Context-sensitive Content Extraction and Scene Understanding

Period of Performance: 09/30/2008 - 09/29/2010


Phase 2 SBIR

Recipient Firm

11600 Sunrise Valley Drive
Reston, VA 20191
Principal Investigator


Automatic visual content extraction and scene understanding is a critical enabling technology for video surveillance, security and forensic analysis applications. The task involves identifying objects in the scene, describing their inter-relations, and detecting events of interests. The project addresses this need by developing algorithms to extract syntactic, semantic and conceptual information from visual data. We adopted the modeling and conceptualization framework of stochastic attribute image grammar. In this framework, a visual vocabulary is defined from pixels, primitives, parts, objects and scenes. The image grammar provides a principled mechanism to list visual elements and objects present in the scene and describe their relations.
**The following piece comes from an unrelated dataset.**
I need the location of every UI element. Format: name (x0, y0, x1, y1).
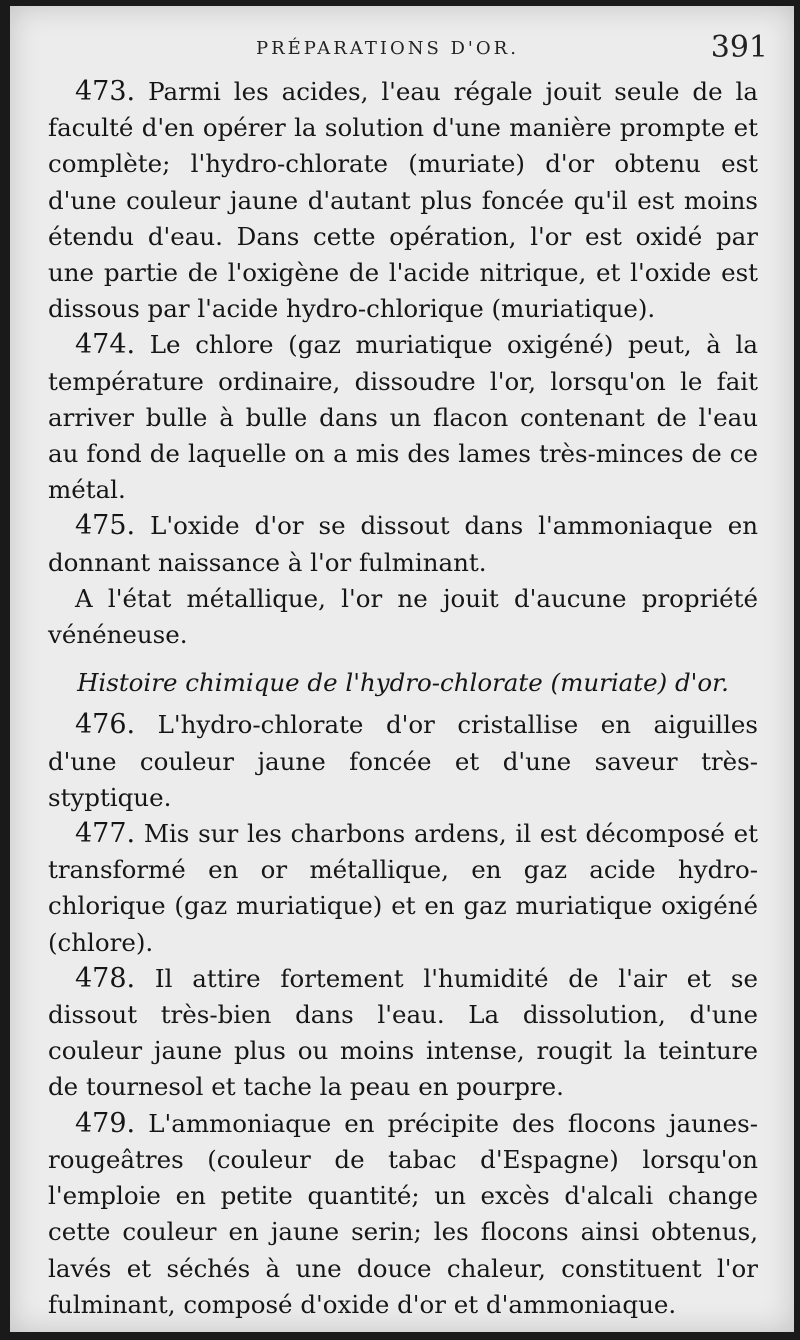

A bottom-up top-down strategy is used for inference to provide a description of the scene and its constituent elements. A text generation system then converts the semantic information to text report. The Phase I study has demonstrated the feasibility of this approach. In Phase II, we plan to extend the technology to handle more complex scene and achieve the following objectives: (1) classification of more than 20 types of scene elements; (2) data fusion with data from multiple cameras and other modalities; (3) complex events detection; and (4) enhanced text report generation and forensic analysis.